DOD agency keeps file swaps safe

  • Published
  • By C. Todd Lopez
  • Defense.gov

The Defense Information Systems Agency has taken over an online resource that allows Department of Defense personnel to swap files too large to be sent by email.

Now in the wheelhouse of DISA, the file transfer capability has been rebranded DoD SAFE, or secure access file exchange. The DoD SAFE capability is part of DISA's Defense Collaboration Services suite of applications.

The file transfer capability was initially established about 18 years ago by the Army Aviation and Missile Research, Development and Engineering Center, or AMRDEC. SAFE initially stood for "safe access file exchange." It allowed users to transfer files as large as 2 gigabytes to other users.

"We specifically kept the name SAFE because we wanted people to associate it with the AMRDEC product and this was the follow-on to AMRDEC SAFE," said Mark Youmans, DISA enterprise-wide services development division chief. He said taking on the responsibility for SAFE made sense in the context of what the service does.

File transfers were "never AMRDEC's core function," Youmans said, adding that such work is the core function for DISA Enterprise Services. "So, the DOD chief information officer directed DISA to deploy SAFE earlier this calendar year."

Other changes to SAFE include an increase in the allowable file size to 8 gigabytes, the ability for users to continue to access files on the SAFE site for up to seven days, the ability to download a file multiple times and the ability to transfer up to 25 files at a time.

Additionally, security on the system has been enhanced. Now, files are encrypted "at rest" on the system, Youmans said. He explained this means users can transfer files with personally identifiable information or personal health information, and that the files are encrypted from sender to receiver.

"As the file sits out there on SAFE, it is not accessible to anybody, including system administrators," Youmans said.

Another security aspect of DoD SAFE is that it now requires that a common access card holder be involved.

"A DoD employee has to be in the loop," said Karl Kurz, chief engineer for the enterprise-wide services development division.

Kurz said this means that a Common Access Card holder has to be the person who transfers the file, or, if a file transfer is going to go from a non-CAC holder to a CAC holder, the CAC holder has to request the transfer. The non-CAC holder will then get instructions on how to proceed.

"This service requires what we refer to as 'CAC in the middle,'" Kurz said.

According to a DISA message released in July, DoD SAFE is not intended to allow for transfer of files to classified domains.

From the user's perspective, said Youmans, the experience of using DoD SAFE will continue to be largely the same as when the system was operated by AMRDEC.

Kurz said that while the two systems will operate the same, they are completely different on the back end.
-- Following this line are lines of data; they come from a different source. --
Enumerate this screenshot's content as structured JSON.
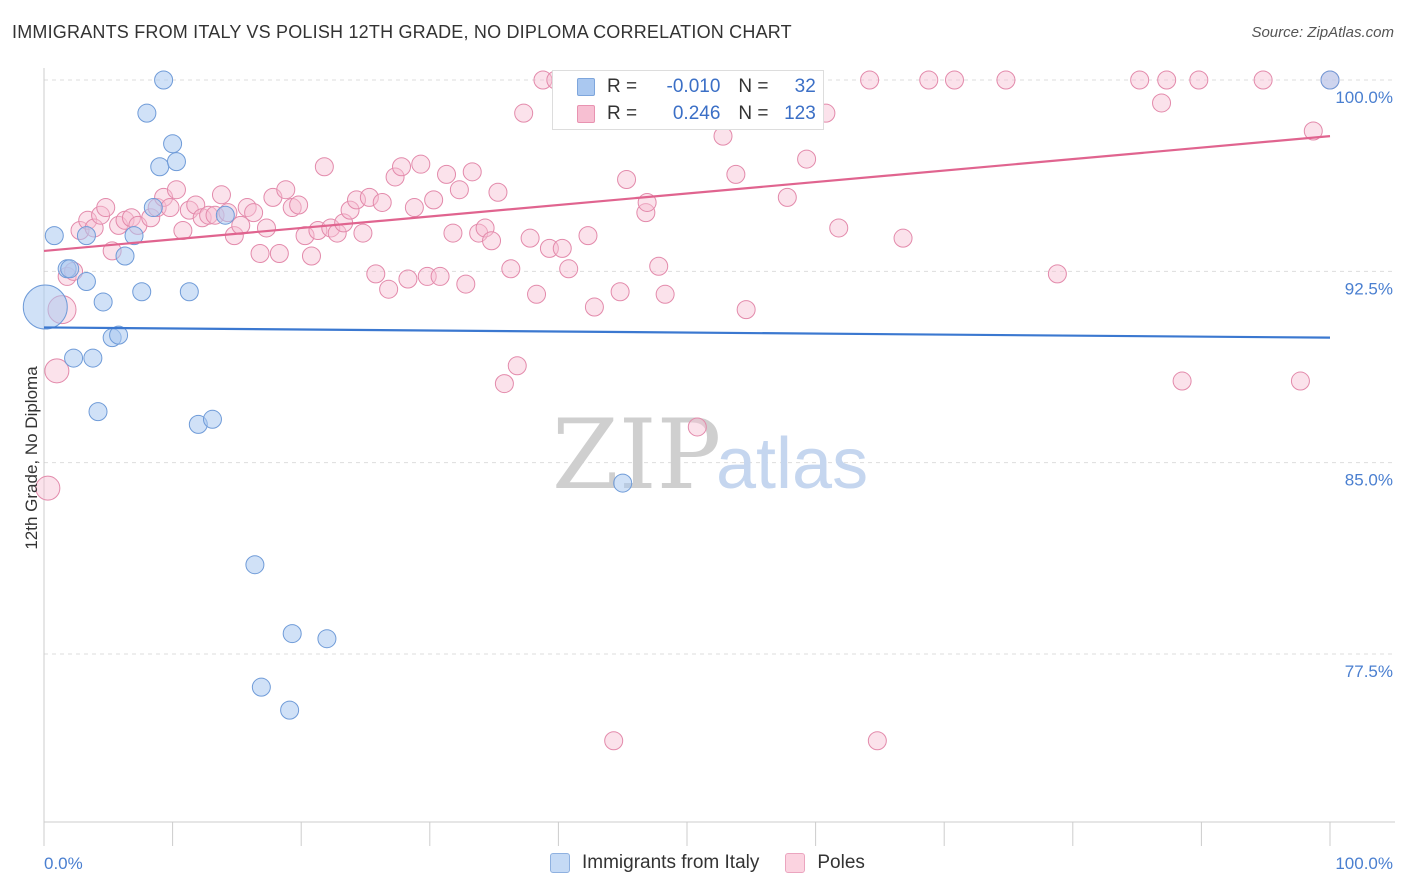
{
  "title": "IMMIGRANTS FROM ITALY VS POLISH 12TH GRADE, NO DIPLOMA CORRELATION CHART",
  "source": "Source: ZipAtlas.com",
  "watermark": {
    "zip": "ZIP",
    "atlas": "atlas"
  },
  "legend": {
    "rows": [
      {
        "r_label": "R =",
        "r_value": "-0.010",
        "n_label": "N =",
        "n_value": "32",
        "color": "#aac8f0",
        "border": "#7ea6dc"
      },
      {
        "r_label": "R =",
        "r_value": "0.246",
        "n_label": "N =",
        "n_value": "123",
        "color": "#f7bfd2",
        "border": "#e893b1"
      }
    ]
  },
  "bottom_legend": [
    {
      "label": "Immigrants from Italy",
      "color": "#c5daf5",
      "border": "#8fb1e0"
    },
    {
      "label": "Poles",
      "color": "#fbd3e0",
      "border": "#eba5bf"
    }
  ],
  "chart_data": {
    "type": "scatter",
    "title": "IMMIGRANTS FROM ITALY VS POLISH 12TH GRADE, NO DIPLOMA CORRELATION CHART",
    "xlabel": "",
    "ylabel": "12th Grade, No Diploma",
    "xlim": [
      0,
      100
    ],
    "ylim": [
      70.5,
      101
    ],
    "x_tick_labels": [
      "0.0%",
      "100.0%"
    ],
    "y_ticks": [
      77.5,
      85.0,
      92.5,
      100.0
    ],
    "y_tick_labels": [
      "77.5%",
      "85.0%",
      "92.5%",
      "100.0%"
    ],
    "grid": true,
    "colors": {
      "italy": "#3b78d0",
      "poles": "#e0648f"
    },
    "series": [
      {
        "name": "Immigrants from Italy",
        "trend": {
          "x": [
            0,
            100
          ],
          "y": [
            90.3,
            89.9
          ]
        },
        "points": [
          [
            0.1,
            91.1,
            22
          ],
          [
            0.8,
            93.9,
            9
          ],
          [
            1.8,
            92.6,
            9
          ],
          [
            2.0,
            92.6,
            9
          ],
          [
            3.3,
            93.9,
            9
          ],
          [
            3.3,
            92.1,
            9
          ],
          [
            2.3,
            89.1,
            9
          ],
          [
            3.8,
            89.1,
            9
          ],
          [
            4.6,
            91.3,
            9
          ],
          [
            5.3,
            89.9,
            9
          ],
          [
            5.8,
            90.0,
            9
          ],
          [
            6.3,
            93.1,
            9
          ],
          [
            7.0,
            93.9,
            9
          ],
          [
            7.6,
            91.7,
            9
          ],
          [
            8.0,
            98.7,
            9
          ],
          [
            8.5,
            95.0,
            9
          ],
          [
            9.0,
            96.6,
            9
          ],
          [
            9.3,
            100.0,
            9
          ],
          [
            10.0,
            97.5,
            9
          ],
          [
            10.3,
            96.8,
            9
          ],
          [
            11.3,
            91.7,
            9
          ],
          [
            12.0,
            86.5,
            9
          ],
          [
            13.1,
            86.7,
            9
          ],
          [
            14.1,
            94.7,
            9
          ],
          [
            4.2,
            87.0,
            9
          ],
          [
            16.4,
            81.0,
            9
          ],
          [
            16.9,
            76.2,
            9
          ],
          [
            19.3,
            78.3,
            9
          ],
          [
            19.1,
            75.3,
            9
          ],
          [
            22.0,
            78.1,
            9
          ],
          [
            45.0,
            84.2,
            9
          ],
          [
            100.0,
            100.0,
            9
          ]
        ]
      },
      {
        "name": "Poles",
        "trend": {
          "x": [
            0,
            100
          ],
          "y": [
            93.3,
            97.8
          ]
        },
        "points": [
          [
            0.3,
            84.0,
            12
          ],
          [
            1.0,
            88.6,
            12
          ],
          [
            1.4,
            91.0,
            14
          ],
          [
            1.8,
            92.3,
            9
          ],
          [
            2.3,
            92.5,
            9
          ],
          [
            2.8,
            94.1,
            9
          ],
          [
            3.4,
            94.5,
            9
          ],
          [
            3.9,
            94.2,
            9
          ],
          [
            4.4,
            94.7,
            9
          ],
          [
            4.8,
            95.0,
            9
          ],
          [
            5.3,
            93.3,
            9
          ],
          [
            5.8,
            94.3,
            9
          ],
          [
            6.3,
            94.5,
            9
          ],
          [
            6.8,
            94.6,
            9
          ],
          [
            7.3,
            94.3,
            9
          ],
          [
            8.3,
            94.6,
            9
          ],
          [
            8.8,
            95.0,
            9
          ],
          [
            9.3,
            95.4,
            9
          ],
          [
            9.8,
            95.0,
            9
          ],
          [
            10.3,
            95.7,
            9
          ],
          [
            10.8,
            94.1,
            9
          ],
          [
            11.3,
            94.9,
            9
          ],
          [
            11.8,
            95.1,
            9
          ],
          [
            12.3,
            94.6,
            9
          ],
          [
            12.8,
            94.7,
            9
          ],
          [
            13.3,
            94.7,
            9
          ],
          [
            13.8,
            95.5,
            9
          ],
          [
            14.3,
            94.8,
            9
          ],
          [
            14.8,
            93.9,
            9
          ],
          [
            15.3,
            94.3,
            9
          ],
          [
            15.8,
            95.0,
            9
          ],
          [
            16.3,
            94.8,
            9
          ],
          [
            16.8,
            93.2,
            9
          ],
          [
            17.3,
            94.2,
            9
          ],
          [
            17.8,
            95.4,
            9
          ],
          [
            18.3,
            93.2,
            9
          ],
          [
            18.8,
            95.7,
            9
          ],
          [
            19.3,
            95.0,
            9
          ],
          [
            19.8,
            95.1,
            9
          ],
          [
            20.3,
            93.9,
            9
          ],
          [
            20.8,
            93.1,
            9
          ],
          [
            21.3,
            94.1,
            9
          ],
          [
            21.8,
            96.6,
            9
          ],
          [
            22.3,
            94.2,
            9
          ],
          [
            22.8,
            94.0,
            9
          ],
          [
            23.3,
            94.4,
            9
          ],
          [
            23.8,
            94.9,
            9
          ],
          [
            24.3,
            95.3,
            9
          ],
          [
            24.8,
            94.0,
            9
          ],
          [
            25.3,
            95.4,
            9
          ],
          [
            25.8,
            92.4,
            9
          ],
          [
            26.3,
            95.2,
            9
          ],
          [
            26.8,
            91.8,
            9
          ],
          [
            27.3,
            96.2,
            9
          ],
          [
            27.8,
            96.6,
            9
          ],
          [
            28.3,
            92.2,
            9
          ],
          [
            28.8,
            95.0,
            9
          ],
          [
            29.3,
            96.7,
            9
          ],
          [
            29.8,
            92.3,
            9
          ],
          [
            30.3,
            95.3,
            9
          ],
          [
            30.8,
            92.3,
            9
          ],
          [
            31.3,
            96.3,
            9
          ],
          [
            31.8,
            94.0,
            9
          ],
          [
            32.3,
            95.7,
            9
          ],
          [
            32.8,
            92.0,
            9
          ],
          [
            33.3,
            96.4,
            9
          ],
          [
            33.8,
            94.0,
            9
          ],
          [
            34.3,
            94.2,
            9
          ],
          [
            34.8,
            93.7,
            9
          ],
          [
            35.3,
            95.6,
            9
          ],
          [
            35.8,
            88.1,
            9
          ],
          [
            36.3,
            92.6,
            9
          ],
          [
            36.8,
            88.8,
            9
          ],
          [
            37.3,
            98.7,
            9
          ],
          [
            37.8,
            93.8,
            9
          ],
          [
            38.3,
            91.6,
            9
          ],
          [
            38.8,
            100.0,
            9
          ],
          [
            39.3,
            93.4,
            9
          ],
          [
            39.8,
            100.0,
            9
          ],
          [
            40.3,
            93.4,
            9
          ],
          [
            40.8,
            92.6,
            9
          ],
          [
            41.3,
            98.7,
            9
          ],
          [
            41.8,
            100.0,
            9
          ],
          [
            42.3,
            93.9,
            9
          ],
          [
            42.8,
            91.1,
            9
          ],
          [
            43.3,
            100.0,
            9
          ],
          [
            43.8,
            100.0,
            9
          ],
          [
            44.3,
            74.1,
            9
          ],
          [
            44.8,
            91.7,
            9
          ],
          [
            45.3,
            96.1,
            9
          ],
          [
            46.3,
            100.0,
            9
          ],
          [
            46.8,
            94.8,
            9
          ],
          [
            46.9,
            95.2,
            9
          ],
          [
            47.8,
            92.7,
            9
          ],
          [
            48.3,
            91.6,
            9
          ],
          [
            49.8,
            100.0,
            9
          ],
          [
            50.8,
            86.4,
            9
          ],
          [
            52.8,
            97.8,
            9
          ],
          [
            53.8,
            96.3,
            9
          ],
          [
            54.6,
            91.0,
            9
          ],
          [
            55.8,
            100.0,
            9
          ],
          [
            56.8,
            100.0,
            9
          ],
          [
            57.8,
            95.4,
            9
          ],
          [
            58.3,
            100.0,
            9
          ],
          [
            59.3,
            96.9,
            9
          ],
          [
            60.8,
            98.7,
            9
          ],
          [
            61.8,
            94.2,
            9
          ],
          [
            64.8,
            74.1,
            9
          ],
          [
            66.8,
            93.8,
            9
          ],
          [
            68.8,
            100.0,
            9
          ],
          [
            70.8,
            100.0,
            9
          ],
          [
            74.8,
            100.0,
            9
          ],
          [
            85.2,
            100.0,
            9
          ],
          [
            86.9,
            99.1,
            9
          ],
          [
            87.3,
            100.0,
            9
          ],
          [
            89.8,
            100.0,
            9
          ],
          [
            94.8,
            100.0,
            9
          ],
          [
            98.7,
            98.0,
            9
          ],
          [
            97.7,
            88.2,
            9
          ],
          [
            100.0,
            100.0,
            9
          ],
          [
            78.8,
            92.4,
            9
          ],
          [
            88.5,
            88.2,
            9
          ],
          [
            64.2,
            100.0,
            9
          ]
        ]
      }
    ]
  }
}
He said DISA learned that Army Research Laboratory was using open-source software to perform a similar file-transfer function as what was needed for DoD SAFE. DISA partnered with ARL to reuse that software in a different capacity.

Changes to that software included making it compliant to operate in the DISA environment, enabling it to securely transfer information and to scale it to the number of users expected on DoD SAFE.

According to Kurz, when the SAFE capability rested with AMRDEC, more than 11,000 "packages" were transferred each day — around 4.1 million a year. Additionally, some 600,000 unique users made use of the system in fiscal year 2018.